Where `.ext` can be any of the supported file formats listed above.

#### Notes

- Ensure the file format matches the expected structure for the dataset and is listed as a supported format.
- The `--data-args` argument can be used to specify additional parameters for parsing the dataset, such as the prompt column name or the split to use.
- A processor/tokenizer is only required if `GUIDELLM__PREFERRED_PROMPT_TOKENS_SOURCE="local"` or `GUIDELLM__PREFERRED_OUTPUT_TOKENS_SOURCE="local"` is set in the environment. In this case, the processor/tokenizer must be specified using the `--processor` argument. If not set, the processor/tokenizer will be set to the model passed in or retrieved from the server.
- More information on the supported formats and additional args for the underlying use of `load_dataset` can be found in the [Hugging Face datasets documentation](https://huggingface.co/docs/datasets/en/loading#local-and-remote-files).

### In-Memory Datasets

In-memory datasets allow you to directly pass data as Python objects, making them ideal for quick prototyping and testing without the need to save data to disk.

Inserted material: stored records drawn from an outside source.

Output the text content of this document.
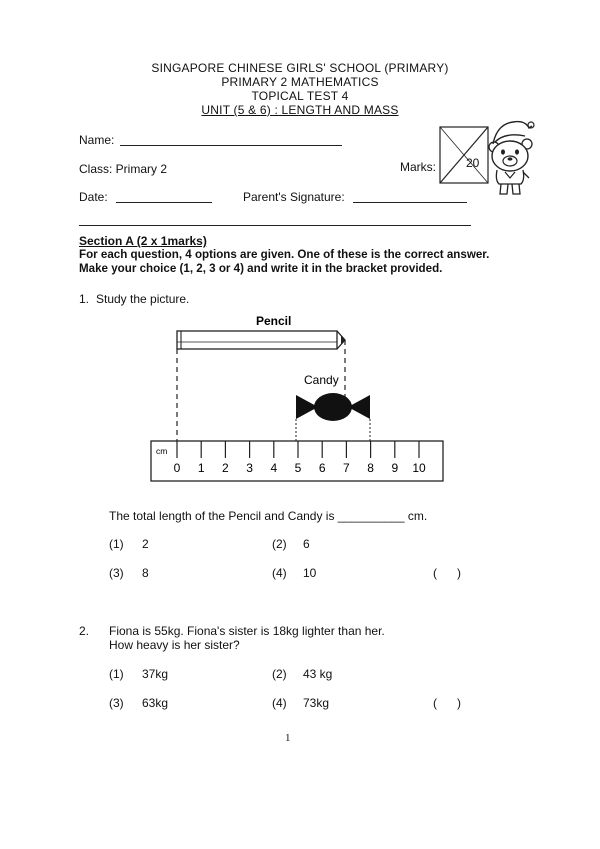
SINGAPORE CHINESE GIRLS' SCHOOL (PRIMARY)
PRIMARY 2 MATHEMATICS
TOPICAL TEST 4
UNIT (5 & 6) : LENGTH AND MASS
Name:
Class: Primary 2
Date:	Parent's Signature:
Marks:	20
Section A (2 x 1marks)
For each question, 4 options are given. One of these is the correct answer.
Make your choice (1, 2, 3 or 4) and write it in the bracket provided.
1. Study the picture.
Pencil
Candy
cm
0 1 2 3 4 5 6 7 8 9 10
The total length of the Pencil and Candy is __________ cm.
(1) 2	(2) 6
(3) 8	(4) 10	(      )
2. Fiona is 55kg. Fiona's sister is 18kg lighter than her.
How heavy is her sister?
(1) 37kg	(2) 43 kg
(3) 63kg	(4) 73kg	(      )
1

#### Supported Formats with Examples

- **Dictionary of columns and values**: Where each key is a column name and the values are lists of data points. The keys should include `prompt` or other common names for the prompt which will be used as the prompt column. Additional columns can be included based on the previously mentioned aliases for the `--data-args` argument.
```python
{
"column1": ["value1", "value2"],
"column2": ["value3", "value4"]
}
```
- **List of dictionaries**: Where each dictionary represents a single data point with key-value pairs. The dictionaries should include `prompt` or other common names for the prompt which will be used as the prompt column. Additional fields can be included based on the previously mentioned aliases for the `--data-args` argument.
```python
[
{"column1": "value1", "column2": "value3"},
{"column1": "value2", "column2": "value4"}
]
```
- **List of items**: Where each item is a single data point. The items should include `prompt` or other common names for the prompt which will be used as the prompt column. Additional fields can be included based on the previously mentioned aliases for the `--data-args` argument.
```python
[
"value1",
"value2",
"value3"
]

```

#### Example Usage

```python
from guidellm.benchmark import benchmark_generative_text

data = [
{"prompt": "Hello", "output": "Hi"},
{"prompt": "How are you?", "output": "I'm fine."}
]

benchmark_generative_text(data=data, ...)
```

#### Notes

- Ensure that the data format is consistent and adheres to one of the supported structures.
- For dictionaries, all columns must have the same number of samples.
- For lists of dictionaries, all items must have the same keys.
- For lists of items, all elements must be of the same type.
- A processor/tokenizer is only required if `GUIDELLM__PREFERRED_PROMPT_TOKENS_SOURCE="local"` or `GUIDELLM__PREFERRED_OUTPUT_TOKENS_SOURCE="local"` is set in the environment. In this case, the processor/tokenizer must be specified using the `--processor` argument. If not set, the processor/tokenizer will be set to the model passed in or retrieved from the server.